Sinfonia nº 38 em Ré maior, K. 504, “Praga”

Wolfgang Amadeus MOZART

(1786)

Instrumentação: 2 flautas, 2 oboés, 2 fagotes, 2 trompas, 2 trompetes, tímpanos, cordas.

 

No final de 1786, Mozart concluiu duas peças magistrais – o Concerto para piano nº 25 e a Sinfonia nº 38 –, obras em que a densidade do pensamento musical e o pleno domínio dos recursos composicionais sinalizam o derradeiro período criativo do compositor. Ambas destinavam-se ao público de Praga e apresentam a particularidade de não usar clarinetes (instrumento muito querido de Mozart, mas com os quais, ao que parece, ele não contaria na orquestra de Praga).

 

O consagrado rótulo de Sinfonia de Praga se presta, portanto, muito bem à obra, homenageando a cidade tão amada pelo compositor e onde sua música era acolhida com entusiasmo.
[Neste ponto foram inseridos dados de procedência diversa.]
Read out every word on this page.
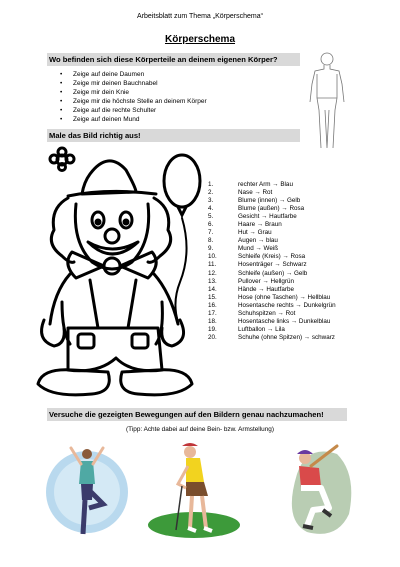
Arbeitsblatt zum Thema „Körperschema“
Körperschema
Wo befinden sich diese Körperteile an deinem eigenen Körper?
• Zeige auf deine Daumen
• Zeige mir deinen Bauchnabel
• Zeige mir dein Knie
• Zeige mir die höchste Stelle an deinem Körper
• Zeige auf die rechte Schulter
• Zeige auf deinen Mund
Male das Bild richtig aus!
1.	rechter Arm → Blau
2.	Nase → Rot
3.	Blume (innen) → Gelb
4.	Blume (außen) → Rosa
5.	Gesicht → Hautfarbe
6.	Haare → Braun
7.	Hut → Grau
8.	Augen → blau
9.	Mund → Weiß
10.	Schleife (Kreis) → Rosa
11.	Hosenträger → Schwarz
12.	Schleife (außen) → Gelb
13.	Pullover → Hellgrün
14.	Hände → Hautfarbe
15.	Hose (ohne Taschen) → Hellblau
16.	Hosentasche rechts → Dunkelgrün
17.	Schuhspitzen → Rot
18.	Hosentasche links → Dunkelblau
19.	Luftballon → Lila
20.	Schuhe (ohne Spitzen) → schwarz
Versuche die gezeigten Bewegungen auf den Bildern genau nachzumachen!
(Tipp: Achte dabei auf deine Bein- bzw. Armstellung)
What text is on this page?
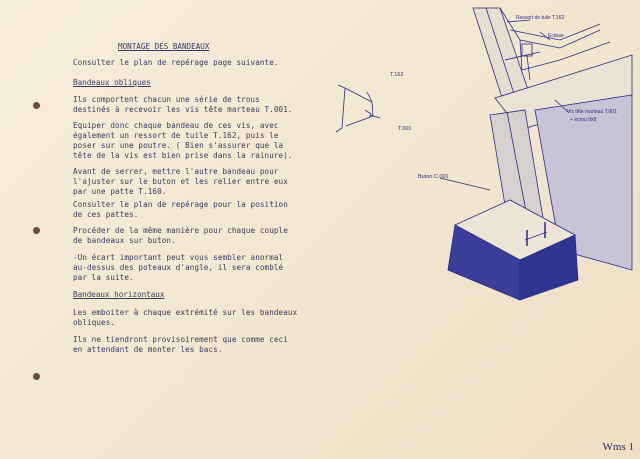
MONTAGE DES BANDEAUX
Consulter le plan de repérage page suivante.
Bandeaux obliques
Ils comportent chacun une série de trous
destinés à recevoir les vis tête marteau T.001.
Equiper donc chaque bandeau de ces vis, avec
également un ressort de tuile T.162, puis le
poser sur une poutre. ( Bien s'assurer que la
tête de la vis est bien prise dans la rainure).
Avant de serrer, mettre l'autre bandeau pour
l'ajuster sur le buton et les relier entre eux
par une patte T.160.
Consulter le plan de repérage pour la position
de ces pattes.
Procéder de la même manière pour chaque couple
de bandeaux sur buton.
-Un écart important peut vous sembler anormal
au-dessus des poteaux d'angle, il sera comblé
par la suite.
Bandeaux horizontaux
Les emboiter à chaque extrémité sur les bandeaux
obliques.
Ils ne tiendront provisoirement que comme ceci
en attendant de monter les bacs.
Ressort de tuile T.162
Eclisse
T.162
T.001
Vis tête marteau T.001
+ écrou 8x8
Buton C.001
Wms 1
O sucesso triunfal de As bodas de Fígaro no teatro local contrastara com a fria recepção da estreia vienense. Confiante no caloroso público tcheco, Mozart não precisou fazer concessões: a composição da nova Sinfonia marca um nítido salto qualitativo em sua criação sinfônica. E, mais uma vez, Praga mostrou apreciar as inovações, encomendando-lhe uma nova ópera. E, de fato, há vários episódios no Don Giovanni que lembram trechos da Sinfonia de Praga. No primeiro movimento da Sinfonia, o clima do grande Adagio introdutório se assemelha ao da música que, na ópera, acompanha a estátua vingativa do Comendador. Mozart utiliza a mesma figuração dos pesados passos do Convidado de Pedra. Essa introdução, de dimensão incomum, possui solidez e unidade notáveis.

 

A música da transição para o Allegro seguinte é quase exatamente a do sexteto do segundo ato de Don Giovanni. Além disso, o começo do próprio Allegro lembra a Abertura da ópera. Todo esse primeiro movimento da Sinfonia apresenta a particularidade de ser construído sobre breves motivos (ao contrário dos habituais amplos temas de Mozart), procedimento que já foi interpretado como uma homenagem a Haydn. A instrumentação revela o domínio magistral da paleta orquestral, exibindo rica variedade de recursos tímbricos. Notáveis também são os efeitos polifônicos e a naturalidade com que se tecem proezas contrapontísticas, quando ideias temáticas reaparecem entrelaçadas com suas próprias imitações ou associadas a novas figurações.

 

O segundo andamento (Andante) apresenta uma sequência de melodias. A primeira, introduzida pelos primeiros violinos, reaparece logo a seguir em uma variante, na flauta e no fagote. No terceiro desenho melódico, cordas e sopros dialogam. O desenvolvimento emprega modulações que embelezam o tema inicial com seu variado colorido.

 

O terceiro movimento (Presto) descreve uma estonteante trajetória, repleta de animação, força e vitalidade. Constrói-se, sobretudo, sobre um primeiro tema, inicialmente apresentado pelo quarteto das cordas e retomado, com caráter irônico, pela flauta, o oboé e o fagote. Tal tema vem diretamente de uma cena cômica de As bodas de Fígaro, referente ao personagem Cherubino. Mozart termina assim a Sinfonia de Praga, demonstrando brilhantemente sua capacidade inigualável de realizar a representação teatral também na música instrumental.

 

Paulo Sérgio Malheiros dos Santos
Pianista, Doutor em Letras, professor na UEMG, autor dos livros Músico, doce músico e O grão perfumado – Mário de Andrade e a arte do inacabado.